Ideal for Emergency Situations: An assets value tends to vanish whenever there is an economic or market crash. However, the value of physical gold usually remains unchanged. Therefore, those who invest in gold can remain safe during times of financial turbulence. Unlike physical gold, ETFs do not provide these advantages, which is why more people choose physical gold.
Total control over your Wealth: When an investor has physical gold, they can decide when to sell it. They are responsible towards their asset and have complete control over it.
How Gold ETFs Work
Every Gold ETF unit represents a gram of gold and its purity is just a little less than 99 percent. Physical gold is kept in vaults belonging to custodian banks and operates as the underlying, which is used by the units to determine value.
For instance, if AMC allots every unit of gold the value of one gram the price of every unit will approximately be the same as rate of one gram of gold. You will come across a wide range of investment funds that allow consumers to perform gold trading in ETFs.
Risks Associated with Gold ETF Investments
Fluctuation: As an investment option, gold has an exceptional history of remaining stable and even growing whenever the economy is not stable.

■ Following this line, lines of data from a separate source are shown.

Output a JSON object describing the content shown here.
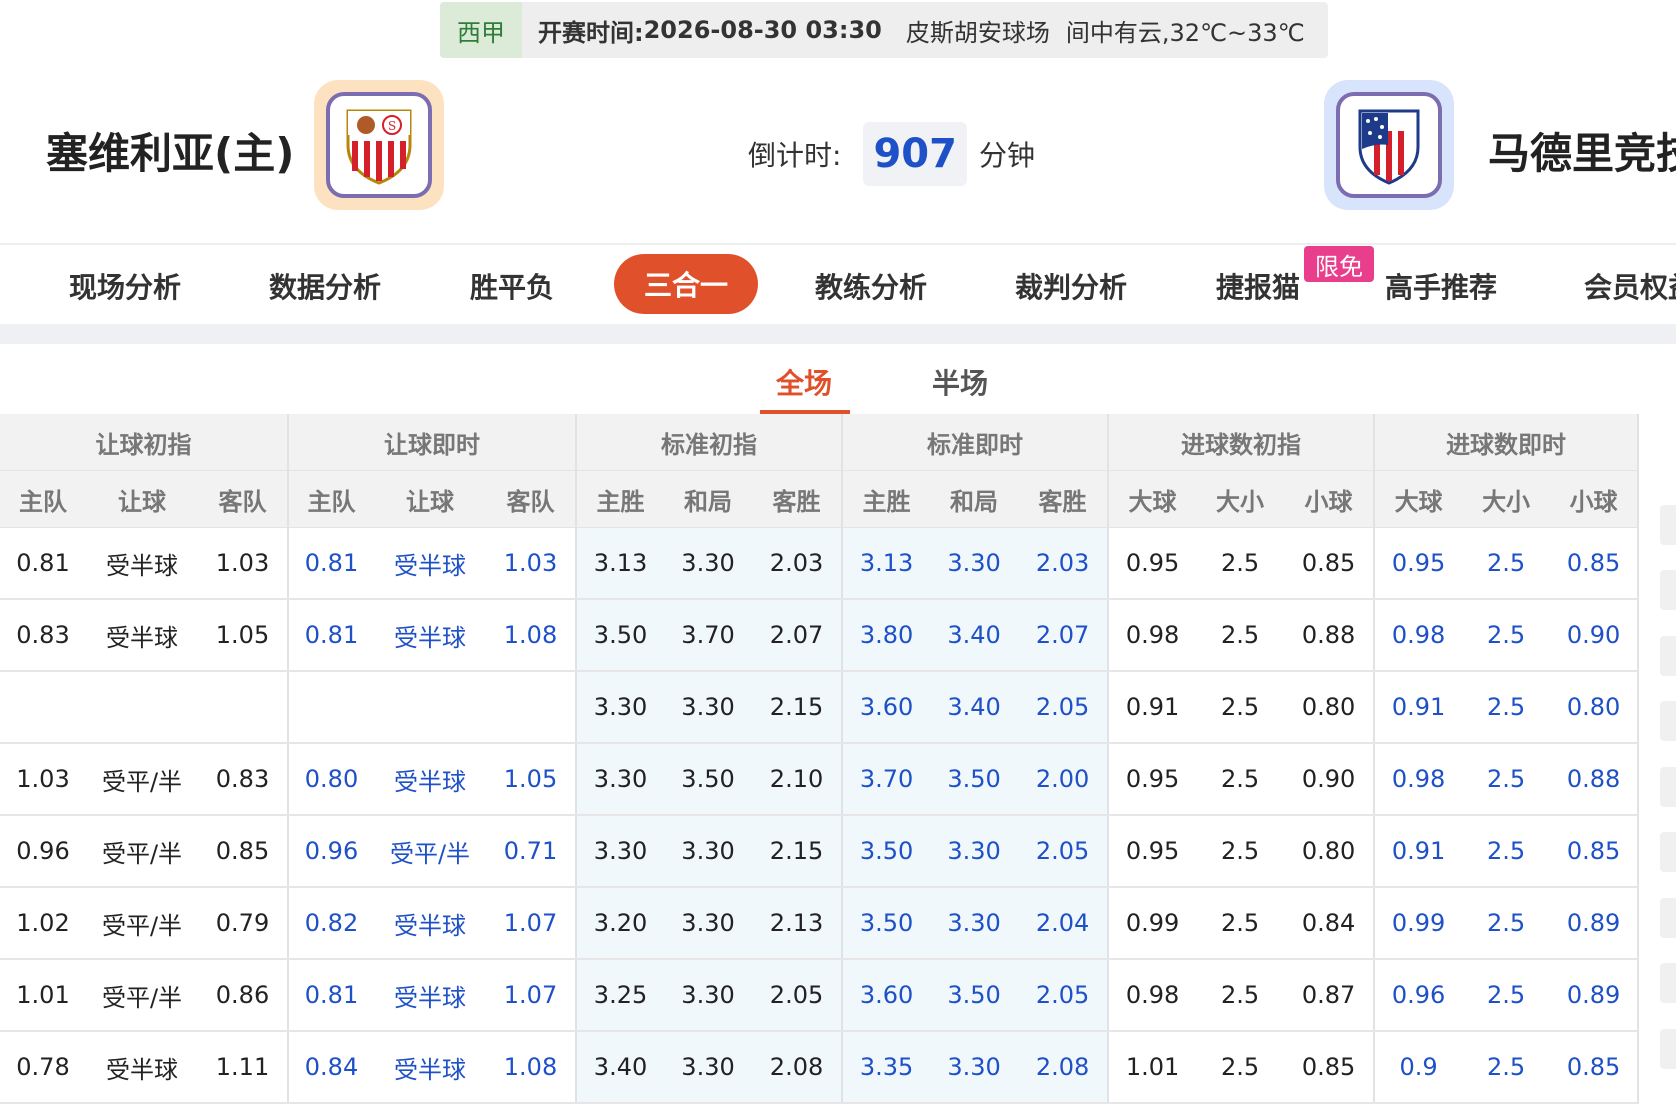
{
  "match": {
    "league": "西甲",
    "kickoff_label": "开赛时间:",
    "kickoff_time": "2026-08-30 03:30",
    "venue": "皮斯胡安球场",
    "weather": "间中有云,32℃~33℃"
  },
  "home_team": {
    "name": "塞维利亚(主)"
  },
  "away_team": {
    "name": "马德里竞技"
  },
  "countdown": {
    "label": "倒计时:",
    "value": "907",
    "unit": "分钟"
  },
  "nav": {
    "tabs": [
      "现场分析",
      "数据分析",
      "胜平负",
      "三合一",
      "教练分析",
      "裁判分析",
      "捷报猫",
      "高手推荐",
      "会员权益"
    ],
    "active_index": 3,
    "free_badge": "限免"
  },
  "sub_tabs": {
    "full": "全场",
    "half": "半场",
    "active": "full"
  },
  "table": {
    "groups": [
      "让球初指",
      "让球即时",
      "标准初指",
      "标准即时",
      "进球数初指",
      "进球数即时"
    ],
    "subheaders": [
      "主队",
      "让球",
      "客队",
      "主队",
      "让球",
      "客队",
      "主胜",
      "和局",
      "客胜",
      "主胜",
      "和局",
      "客胜",
      "大球",
      "大小",
      "小球",
      "大球",
      "大小",
      "小球"
    ],
    "rows": [
      [
        "0.81",
        "受半球",
        "1.03",
        "0.81",
        "受半球",
        "1.03",
        "3.13",
        "3.30",
        "2.03",
        "3.13",
        "3.30",
        "2.03",
        "0.95",
        "2.5",
        "0.85",
        "0.95",
        "2.5",
        "0.85"
      ],
      [
        "0.83",
        "受半球",
        "1.05",
        "0.81",
        "受半球",
        "1.08",
        "3.50",
        "3.70",
        "2.07",
        "3.80",
        "3.40",
        "2.07",
        "0.98",
        "2.5",
        "0.88",
        "0.98",
        "2.5",
        "0.90"
      ],
      [
        "",
        "",
        "",
        "",
        "",
        "",
        "3.30",
        "3.30",
        "2.15",
        "3.60",
        "3.40",
        "2.05",
        "0.91",
        "2.5",
        "0.80",
        "0.91",
        "2.5",
        "0.80"
      ],
      [
        "1.03",
        "受平/半",
        "0.83",
        "0.80",
        "受半球",
        "1.05",
        "3.30",
        "3.50",
        "2.10",
        "3.70",
        "3.50",
        "2.00",
        "0.95",
        "2.5",
        "0.90",
        "0.98",
        "2.5",
        "0.88"
      ],
      [
        "0.96",
        "受平/半",
        "0.85",
        "0.96",
        "受平/半",
        "0.71",
        "3.30",
        "3.30",
        "2.15",
        "3.50",
        "3.30",
        "2.05",
        "0.95",
        "2.5",
        "0.80",
        "0.91",
        "2.5",
        "0.85"
      ],
      [
        "1.02",
        "受平/半",
        "0.79",
        "0.82",
        "受半球",
        "1.07",
        "3.20",
        "3.30",
        "2.13",
        "3.50",
        "3.30",
        "2.04",
        "0.99",
        "2.5",
        "0.84",
        "0.99",
        "2.5",
        "0.89"
      ],
      [
        "1.01",
        "受平/半",
        "0.86",
        "0.81",
        "受半球",
        "1.07",
        "3.25",
        "3.30",
        "2.05",
        "3.60",
        "3.50",
        "2.05",
        "0.98",
        "2.5",
        "0.87",
        "0.96",
        "2.5",
        "0.89"
      ],
      [
        "0.78",
        "受半球",
        "1.11",
        "0.84",
        "受半球",
        "1.08",
        "3.40",
        "3.30",
        "2.08",
        "3.35",
        "3.30",
        "2.08",
        "1.01",
        "2.5",
        "0.85",
        "0.9",
        "2.5",
        "0.85"
      ]
    ]
  },
  "colors": {
    "accent": "#e0512b",
    "live_blue": "#1e50c8",
    "badge_pink": "#e83e8c"
  }
}
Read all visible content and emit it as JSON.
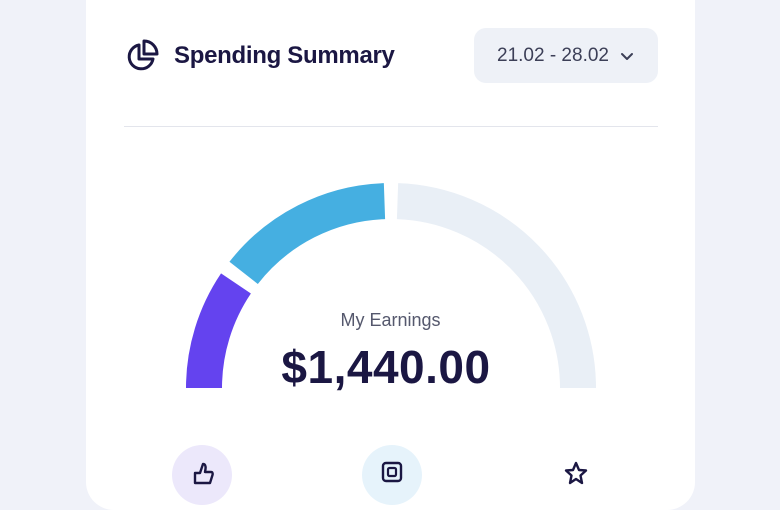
{
  "header": {
    "title": "Spending Summary",
    "icon": "pie-chart-icon",
    "date_range": "21.02 - 28.02"
  },
  "gauge": {
    "label": "My Earnings",
    "amount": "$1,440.00",
    "segments": [
      {
        "name": "purple-segment",
        "color": "#6443ef",
        "fraction": 0.2
      },
      {
        "name": "blue-segment",
        "color": "#45afe1",
        "fraction": 0.3
      },
      {
        "name": "gray-segment",
        "color": "#e9eff6",
        "fraction": 0.5
      }
    ]
  },
  "categories": [
    {
      "icon": "thumb-icon",
      "bg": "#ece8fb"
    },
    {
      "icon": "grid-icon",
      "bg": "#e6f3fb"
    },
    {
      "icon": "star-icon",
      "bg": "#ffffff"
    }
  ],
  "colors": {
    "background": "#f0f2f9",
    "card": "#ffffff",
    "text_dark": "#1b1743",
    "accent_purple": "#6443ef",
    "accent_blue": "#45afe1"
  }
}
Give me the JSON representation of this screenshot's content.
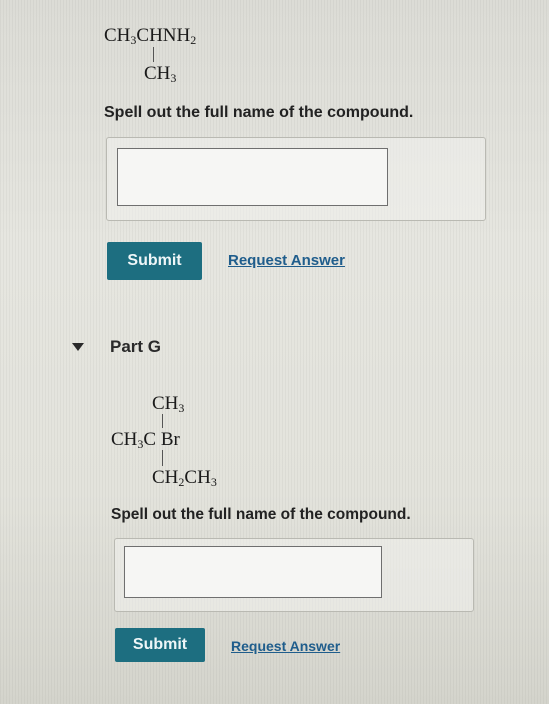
{
  "part_f": {
    "structure": {
      "main_chain": [
        "CH",
        "3",
        "CHNH",
        "2"
      ],
      "branch": [
        "CH",
        "3"
      ]
    },
    "question": "Spell out the full name of the compound.",
    "answer_value": "",
    "submit_label": "Submit",
    "request_answer_label": "Request Answer"
  },
  "part_g": {
    "title": "Part G",
    "structure": {
      "top_branch": [
        "CH",
        "3"
      ],
      "main_chain": [
        "CH",
        "3",
        "C",
        "Br"
      ],
      "bottom_branch": [
        "CH",
        "2",
        "CH",
        "3"
      ]
    },
    "question": "Spell out the full name of the compound.",
    "answer_value": "",
    "submit_label": "Submit",
    "request_answer_label": "Request Answer"
  },
  "icons": {
    "part_toggle": "caret-down-icon"
  }
}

If anything, many investors have been using it for hedging purposes against inflation. However, if the economic scenario of where you live is stable, gold ETF investments may not be ideal.
There is a time Limit: There is a time limit you have to follow when you are performing trades on the stock exchange. This can cause a great deal of difficulty when trading metal electronically. On the other hand, you don’t have to worry about any time limit when trading physical gold.
Expense ratio fee: The AMC charges this fee and adds it to the cost of purchase for making sure the fund functions smoothly. This ratio includes charges for the payments that cover employee salaries, record retention and various other allocated expenses. Such costs are not associated with direct equity investments and physical gold.